Sometimes, we are required to compute the number of rows per each partition. To do this, there are two ways:
-
The first way is using
Dataframe.mapPartitions()
. -
The second way (the faster according to my observations) is using the
spark_partition_id()
function, followed by a grouping count aggregation.
Let’s first load the data into a dataframe
I have used the SF Bay Area Bike data source, that can be found here
Scala :
val df = spark.read.csv("file:///.../status.csv")
Method 1 - using mapPartitions()
Scala :
val countByPartition1 =
df.mapPartitions(iter => Array(iter.size).iterator)
.collect()
-
DataFrame.mapPartitions
: takes as parameter a lambda function that takes an iterator, and returns another iterator. -
It will create for each partition an iterator and will then pass it to the lambda function and finally will return a dataset that combines the results of the lambda function.
-
Our lambda function is returning a single element iterator that contains the size of the input iterator (which is the number of rows in the partition).
The final result will be an array that contains the size of each partition, where the index of the array is the partition ID :
countByPartition1: Array[Int] = Array(4949155, 4863123, 4796844, 4910927, 4864103, 4848557, 4790660, 4985291, 4858505, 4853698, 4874157, 4814367, 4805210, 4790091, 3979746)

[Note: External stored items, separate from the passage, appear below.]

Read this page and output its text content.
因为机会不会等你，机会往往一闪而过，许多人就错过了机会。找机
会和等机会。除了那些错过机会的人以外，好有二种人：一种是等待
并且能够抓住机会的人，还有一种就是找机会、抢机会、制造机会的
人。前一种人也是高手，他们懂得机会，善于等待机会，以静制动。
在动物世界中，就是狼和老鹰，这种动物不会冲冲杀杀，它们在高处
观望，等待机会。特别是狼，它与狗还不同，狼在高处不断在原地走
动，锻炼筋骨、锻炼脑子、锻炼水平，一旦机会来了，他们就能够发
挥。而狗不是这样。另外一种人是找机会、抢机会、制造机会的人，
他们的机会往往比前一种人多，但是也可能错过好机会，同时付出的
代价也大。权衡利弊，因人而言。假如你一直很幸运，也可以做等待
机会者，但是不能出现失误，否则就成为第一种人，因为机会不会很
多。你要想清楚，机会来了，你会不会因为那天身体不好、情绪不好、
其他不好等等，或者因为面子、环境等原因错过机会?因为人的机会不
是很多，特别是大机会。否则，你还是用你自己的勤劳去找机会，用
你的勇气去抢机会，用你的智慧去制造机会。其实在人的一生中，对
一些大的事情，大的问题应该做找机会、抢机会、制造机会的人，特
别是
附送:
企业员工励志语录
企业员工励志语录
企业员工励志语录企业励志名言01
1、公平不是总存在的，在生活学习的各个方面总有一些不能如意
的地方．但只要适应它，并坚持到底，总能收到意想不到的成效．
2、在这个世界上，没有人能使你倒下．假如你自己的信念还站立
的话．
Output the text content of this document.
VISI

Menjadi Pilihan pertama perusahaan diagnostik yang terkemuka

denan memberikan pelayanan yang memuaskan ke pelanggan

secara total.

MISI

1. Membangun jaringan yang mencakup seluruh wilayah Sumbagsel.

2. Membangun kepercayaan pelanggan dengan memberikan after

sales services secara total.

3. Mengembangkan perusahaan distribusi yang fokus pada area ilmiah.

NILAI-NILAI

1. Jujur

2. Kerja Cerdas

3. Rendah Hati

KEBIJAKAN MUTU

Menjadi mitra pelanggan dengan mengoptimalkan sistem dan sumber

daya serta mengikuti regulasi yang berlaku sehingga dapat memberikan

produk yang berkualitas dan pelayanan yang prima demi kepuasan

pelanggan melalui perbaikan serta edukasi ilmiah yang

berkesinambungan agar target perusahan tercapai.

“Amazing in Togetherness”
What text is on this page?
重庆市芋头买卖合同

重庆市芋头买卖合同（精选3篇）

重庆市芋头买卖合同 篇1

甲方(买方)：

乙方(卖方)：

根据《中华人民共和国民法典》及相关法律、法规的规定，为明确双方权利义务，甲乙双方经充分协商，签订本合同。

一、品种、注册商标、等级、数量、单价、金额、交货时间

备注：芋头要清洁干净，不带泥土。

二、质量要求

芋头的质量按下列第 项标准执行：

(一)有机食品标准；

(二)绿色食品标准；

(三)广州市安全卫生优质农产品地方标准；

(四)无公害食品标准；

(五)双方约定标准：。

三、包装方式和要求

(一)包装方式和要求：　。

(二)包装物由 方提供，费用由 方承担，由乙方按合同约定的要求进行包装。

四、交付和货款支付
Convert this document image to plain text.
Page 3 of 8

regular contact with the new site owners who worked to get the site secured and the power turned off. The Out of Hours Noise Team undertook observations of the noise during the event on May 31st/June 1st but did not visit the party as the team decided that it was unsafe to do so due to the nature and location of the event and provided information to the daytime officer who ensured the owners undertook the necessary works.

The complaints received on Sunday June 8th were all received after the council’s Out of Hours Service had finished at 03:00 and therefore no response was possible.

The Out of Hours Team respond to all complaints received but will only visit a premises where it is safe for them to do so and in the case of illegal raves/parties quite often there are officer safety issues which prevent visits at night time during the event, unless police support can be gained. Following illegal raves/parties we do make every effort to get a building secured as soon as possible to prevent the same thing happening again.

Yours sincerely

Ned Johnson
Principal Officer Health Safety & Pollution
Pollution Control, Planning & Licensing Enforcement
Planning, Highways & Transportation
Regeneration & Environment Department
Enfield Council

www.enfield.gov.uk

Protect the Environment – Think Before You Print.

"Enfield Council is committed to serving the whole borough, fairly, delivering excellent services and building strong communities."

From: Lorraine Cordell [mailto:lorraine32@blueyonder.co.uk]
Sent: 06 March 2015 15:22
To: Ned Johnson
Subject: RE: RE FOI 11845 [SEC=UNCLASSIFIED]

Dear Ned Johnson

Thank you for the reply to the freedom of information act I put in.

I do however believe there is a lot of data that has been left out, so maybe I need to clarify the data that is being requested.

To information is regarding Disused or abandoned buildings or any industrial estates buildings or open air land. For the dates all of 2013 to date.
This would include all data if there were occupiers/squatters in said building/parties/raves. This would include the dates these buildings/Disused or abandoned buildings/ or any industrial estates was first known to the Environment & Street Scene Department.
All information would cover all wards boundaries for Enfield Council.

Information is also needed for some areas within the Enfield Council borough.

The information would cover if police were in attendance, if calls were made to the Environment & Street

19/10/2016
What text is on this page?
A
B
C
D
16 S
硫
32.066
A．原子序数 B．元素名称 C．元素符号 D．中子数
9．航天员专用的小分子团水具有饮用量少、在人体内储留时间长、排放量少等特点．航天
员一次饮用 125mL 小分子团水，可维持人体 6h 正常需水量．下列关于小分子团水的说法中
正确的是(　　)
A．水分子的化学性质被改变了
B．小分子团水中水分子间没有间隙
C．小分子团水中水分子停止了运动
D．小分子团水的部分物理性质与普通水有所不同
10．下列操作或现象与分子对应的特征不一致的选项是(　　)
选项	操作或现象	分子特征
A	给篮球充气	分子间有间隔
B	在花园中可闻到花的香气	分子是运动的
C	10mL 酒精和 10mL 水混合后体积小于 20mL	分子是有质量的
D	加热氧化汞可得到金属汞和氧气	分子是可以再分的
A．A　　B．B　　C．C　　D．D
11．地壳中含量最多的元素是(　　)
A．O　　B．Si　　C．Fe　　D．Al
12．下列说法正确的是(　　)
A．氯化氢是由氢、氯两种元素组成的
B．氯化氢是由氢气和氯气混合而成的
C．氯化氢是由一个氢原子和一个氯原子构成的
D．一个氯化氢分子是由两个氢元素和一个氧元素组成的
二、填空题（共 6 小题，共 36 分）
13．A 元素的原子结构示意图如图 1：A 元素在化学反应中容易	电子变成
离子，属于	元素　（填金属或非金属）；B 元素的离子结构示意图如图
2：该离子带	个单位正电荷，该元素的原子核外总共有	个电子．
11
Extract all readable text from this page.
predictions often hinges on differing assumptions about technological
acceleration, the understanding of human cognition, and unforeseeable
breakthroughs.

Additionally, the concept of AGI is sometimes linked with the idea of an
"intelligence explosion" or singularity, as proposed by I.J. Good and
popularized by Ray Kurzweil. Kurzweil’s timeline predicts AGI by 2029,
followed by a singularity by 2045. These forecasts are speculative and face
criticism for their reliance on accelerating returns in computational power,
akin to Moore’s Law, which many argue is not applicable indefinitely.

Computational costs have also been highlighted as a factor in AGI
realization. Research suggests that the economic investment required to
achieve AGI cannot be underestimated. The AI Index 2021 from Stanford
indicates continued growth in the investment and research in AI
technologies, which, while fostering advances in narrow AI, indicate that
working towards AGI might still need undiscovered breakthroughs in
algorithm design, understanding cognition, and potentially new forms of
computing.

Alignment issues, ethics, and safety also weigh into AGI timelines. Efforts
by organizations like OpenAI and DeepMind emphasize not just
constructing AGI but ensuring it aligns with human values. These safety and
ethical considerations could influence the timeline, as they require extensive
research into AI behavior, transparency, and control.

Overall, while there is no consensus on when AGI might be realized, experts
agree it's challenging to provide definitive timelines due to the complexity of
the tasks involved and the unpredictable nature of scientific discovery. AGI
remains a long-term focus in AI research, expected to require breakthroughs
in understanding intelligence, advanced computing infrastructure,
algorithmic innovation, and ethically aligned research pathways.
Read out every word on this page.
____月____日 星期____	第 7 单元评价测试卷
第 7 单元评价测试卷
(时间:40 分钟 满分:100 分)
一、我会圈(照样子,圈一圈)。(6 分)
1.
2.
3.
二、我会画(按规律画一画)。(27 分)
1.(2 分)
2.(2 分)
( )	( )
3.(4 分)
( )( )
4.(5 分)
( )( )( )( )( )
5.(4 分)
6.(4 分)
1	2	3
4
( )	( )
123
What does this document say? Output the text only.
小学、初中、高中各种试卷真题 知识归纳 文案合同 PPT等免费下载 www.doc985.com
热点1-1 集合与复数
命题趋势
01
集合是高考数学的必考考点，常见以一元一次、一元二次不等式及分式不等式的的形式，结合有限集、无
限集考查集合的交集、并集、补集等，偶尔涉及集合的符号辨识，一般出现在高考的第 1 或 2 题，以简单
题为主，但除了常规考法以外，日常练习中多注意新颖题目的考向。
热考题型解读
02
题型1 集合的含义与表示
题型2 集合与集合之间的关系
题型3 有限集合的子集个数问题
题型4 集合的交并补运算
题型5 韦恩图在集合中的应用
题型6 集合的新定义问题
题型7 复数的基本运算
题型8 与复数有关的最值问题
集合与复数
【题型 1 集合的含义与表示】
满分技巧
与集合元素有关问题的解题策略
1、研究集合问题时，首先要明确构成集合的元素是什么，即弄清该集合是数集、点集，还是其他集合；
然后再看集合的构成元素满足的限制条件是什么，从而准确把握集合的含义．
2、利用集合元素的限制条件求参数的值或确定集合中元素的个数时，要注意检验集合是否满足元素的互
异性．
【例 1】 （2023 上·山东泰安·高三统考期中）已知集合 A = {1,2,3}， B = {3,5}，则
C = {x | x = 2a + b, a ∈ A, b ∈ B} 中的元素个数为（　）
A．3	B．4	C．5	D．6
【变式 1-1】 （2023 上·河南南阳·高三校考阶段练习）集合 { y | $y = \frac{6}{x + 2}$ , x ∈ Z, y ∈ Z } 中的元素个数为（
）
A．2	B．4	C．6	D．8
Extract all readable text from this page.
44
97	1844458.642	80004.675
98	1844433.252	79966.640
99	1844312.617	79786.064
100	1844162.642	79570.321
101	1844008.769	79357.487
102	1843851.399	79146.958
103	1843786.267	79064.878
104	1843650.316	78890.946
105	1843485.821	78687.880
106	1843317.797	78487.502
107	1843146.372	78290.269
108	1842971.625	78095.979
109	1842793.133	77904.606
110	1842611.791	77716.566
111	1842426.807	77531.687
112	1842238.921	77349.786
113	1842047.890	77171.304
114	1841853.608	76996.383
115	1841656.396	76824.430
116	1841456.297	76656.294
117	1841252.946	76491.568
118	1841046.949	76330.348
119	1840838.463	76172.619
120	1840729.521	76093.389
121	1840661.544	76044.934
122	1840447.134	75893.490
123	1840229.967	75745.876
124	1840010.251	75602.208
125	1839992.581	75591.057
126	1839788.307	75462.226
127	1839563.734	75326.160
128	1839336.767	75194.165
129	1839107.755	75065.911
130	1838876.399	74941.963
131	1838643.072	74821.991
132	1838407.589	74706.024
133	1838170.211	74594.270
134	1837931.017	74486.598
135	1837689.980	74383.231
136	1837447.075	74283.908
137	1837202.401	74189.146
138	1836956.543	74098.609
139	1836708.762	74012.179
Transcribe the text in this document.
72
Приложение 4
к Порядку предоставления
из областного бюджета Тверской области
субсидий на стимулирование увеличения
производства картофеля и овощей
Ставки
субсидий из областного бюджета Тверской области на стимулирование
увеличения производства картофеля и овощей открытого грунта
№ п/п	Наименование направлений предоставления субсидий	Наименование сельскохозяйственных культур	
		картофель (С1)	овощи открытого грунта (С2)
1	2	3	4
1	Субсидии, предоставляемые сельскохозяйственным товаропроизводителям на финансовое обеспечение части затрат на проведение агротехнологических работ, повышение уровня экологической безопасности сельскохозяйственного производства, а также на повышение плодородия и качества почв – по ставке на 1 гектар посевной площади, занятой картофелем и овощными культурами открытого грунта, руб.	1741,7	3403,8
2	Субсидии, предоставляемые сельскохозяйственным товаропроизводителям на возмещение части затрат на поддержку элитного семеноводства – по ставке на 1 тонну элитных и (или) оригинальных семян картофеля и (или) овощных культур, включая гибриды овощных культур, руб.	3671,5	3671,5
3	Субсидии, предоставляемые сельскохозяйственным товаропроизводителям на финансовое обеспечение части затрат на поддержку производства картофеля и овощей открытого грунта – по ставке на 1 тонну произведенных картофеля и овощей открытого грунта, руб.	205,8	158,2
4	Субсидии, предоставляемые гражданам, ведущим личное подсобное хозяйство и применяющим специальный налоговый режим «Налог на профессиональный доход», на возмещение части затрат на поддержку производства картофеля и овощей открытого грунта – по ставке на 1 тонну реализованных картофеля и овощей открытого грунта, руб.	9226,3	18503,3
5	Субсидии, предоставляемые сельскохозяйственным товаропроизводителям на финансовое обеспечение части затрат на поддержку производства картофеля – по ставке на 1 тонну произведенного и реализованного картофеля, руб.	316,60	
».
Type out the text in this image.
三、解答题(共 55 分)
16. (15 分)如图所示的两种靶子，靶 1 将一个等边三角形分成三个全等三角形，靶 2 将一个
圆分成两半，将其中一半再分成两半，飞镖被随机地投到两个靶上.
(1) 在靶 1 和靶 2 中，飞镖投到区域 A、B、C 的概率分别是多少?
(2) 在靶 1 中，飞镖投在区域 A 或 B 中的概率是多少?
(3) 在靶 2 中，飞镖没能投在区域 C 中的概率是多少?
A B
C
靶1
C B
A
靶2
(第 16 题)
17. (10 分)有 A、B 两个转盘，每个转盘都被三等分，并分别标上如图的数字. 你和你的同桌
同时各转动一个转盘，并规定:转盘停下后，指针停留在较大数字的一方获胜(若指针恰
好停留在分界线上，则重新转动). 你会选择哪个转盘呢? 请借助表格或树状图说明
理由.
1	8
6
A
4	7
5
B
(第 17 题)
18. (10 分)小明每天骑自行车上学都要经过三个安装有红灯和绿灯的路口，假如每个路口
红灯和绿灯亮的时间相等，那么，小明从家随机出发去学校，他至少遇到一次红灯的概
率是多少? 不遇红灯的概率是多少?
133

Method 2 - using spark_partition_id()
Scala :
val countByPartition2 = df.groupBy(spark_partition_id())
.count()
.collect()
spark_partition_id()
is a non deterministic function that returns a Column expression that generates for each row the ID of its corresponding partition.- We group the dataframe by this column, and apply a count aggregation, which gives a new dataframe with two columns : Partition ID + Count of rows.
countByPartition2: Array[org.apache.spark.sql.Row] = Array([12,4805210], [1,4863123], [13,4790091], [6,4790660], [3,4910927], [5,4848557], [9,4853698], [4,4864103], [8,4858505], [7,4985291], [10,4874157], [11,4814367], [14,3979746], [2,4796844], [0,4949155])
Conclusion
You can go either way to compute the number of rows per partition. However, I’ve noticed that the second method can be up to 5 times faster than the first method.
This can be useful to find and resolve performance issues related to data skewness.